The spotted giant flying squirrel has a head-and-body length of about 29.5-40 cm, tail length of 34-40.5 cm and weighs 760-1560 g. This makes it a large species of flying squirrel, but the smallest giant flying squirrel in its range.

The underparts are light orange-brown to pale rufous, but especially the colour of the head, upperparts and tail vary considerably depending on subspecies. The first group of subspecies has a black tail with only the base rufous-brown. In P. e. punctata of the Thai-Malay Peninsula, the head and upperparts are rufous-brown, somewhat darker on the midback. The upperparts from the top of the head and shoulders to the rump have many relatively large white spots, although on occasion they are more restricted. P. e. banksi of highlands of northern Borneo is similar, except that its upper head, nape and back are black, resulting in a clear contrast with the rich rufous-brown flanks and tail base. It has white spots above as in P. e. punctata, but these can be absent in young.

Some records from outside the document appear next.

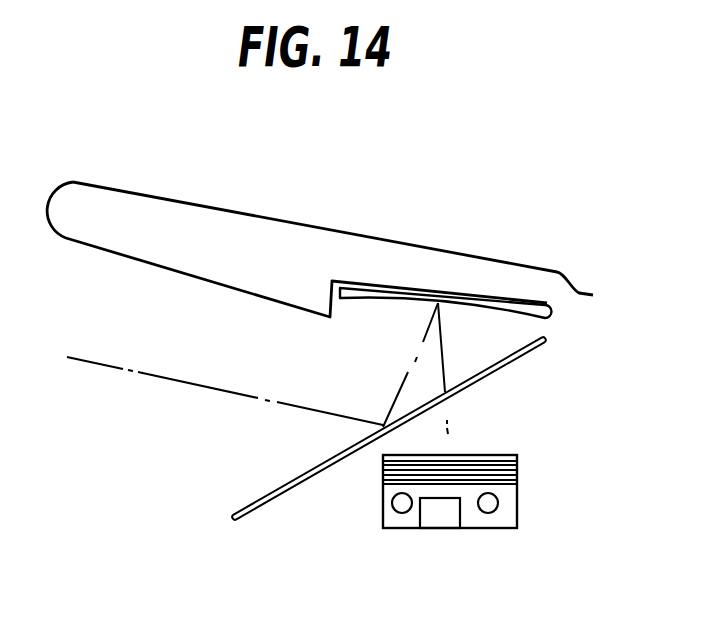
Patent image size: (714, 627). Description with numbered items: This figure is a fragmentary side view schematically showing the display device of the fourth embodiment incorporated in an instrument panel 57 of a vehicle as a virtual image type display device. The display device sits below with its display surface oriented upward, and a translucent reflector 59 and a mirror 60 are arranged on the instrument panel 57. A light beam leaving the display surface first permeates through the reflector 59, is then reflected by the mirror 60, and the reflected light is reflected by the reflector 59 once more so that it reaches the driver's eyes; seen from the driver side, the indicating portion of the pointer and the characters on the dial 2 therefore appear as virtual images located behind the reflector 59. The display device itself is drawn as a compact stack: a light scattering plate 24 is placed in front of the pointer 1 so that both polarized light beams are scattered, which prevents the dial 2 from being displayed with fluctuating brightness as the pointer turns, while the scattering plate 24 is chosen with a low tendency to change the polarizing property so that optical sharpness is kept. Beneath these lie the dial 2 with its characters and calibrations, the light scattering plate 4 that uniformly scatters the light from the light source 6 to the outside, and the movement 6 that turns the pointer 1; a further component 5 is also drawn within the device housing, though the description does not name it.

The instrument panel 57 is at (233, 245).
The mirror 60 is at (372, 290).
The translucent reflector 59 is at (253, 513).
The light scattering plate 24 is at (517, 457).
The pointer 1 is at (517, 465).
The dial 2 is at (517, 472).
The light scattering plate 4 is at (517, 482).
The element 5 is at (497, 508).
The movement 6 is at (432, 515).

The Sumatran P. e. sumatrana resembles P. e. punctata, but has fewer white spots that mostly are distributed on the mid-back. The Javan P. e. elegans and P. e. slamatensis (the latter likely is a synonym of the former) resemble P. e. banksi, but the upperparts often are more grizzled-black and white spots can be entirely absent.

The second group of subspecies has an entirely (P. e. marica and P. e. sybilla) or mostly (P. e. caniceps) orangish-brown or reddish-brown tail. P. e. marica from Mainland Southeast Asia (except the Thai-Malay Peninsula) and southern Yunnan and westernmost Guangxi in China is lighter brown above than P. e. punctata and has less white spots that mostly are distributed on the top of the head to the central back. P. e. sybilla of northern Myanmar, southern Sichuan and Yunnan in China and easternmost Arunachal Pradesh in India is orangish-brown or reddish-brown above with a slightly more grey-brown back that completely lacks white spots. The final subspecies, P. e. caniceps from Uttarakhand in India and Nepal to Arunachal Pradesh in India and southern Xizang, Guizhou and Sichuan in China, has a body-colouration similar to P. e. sybilla and also lacks white spots, but is unique in its black tail-tip and all grey head, except for a white throat and an orange-brown ring around each eye.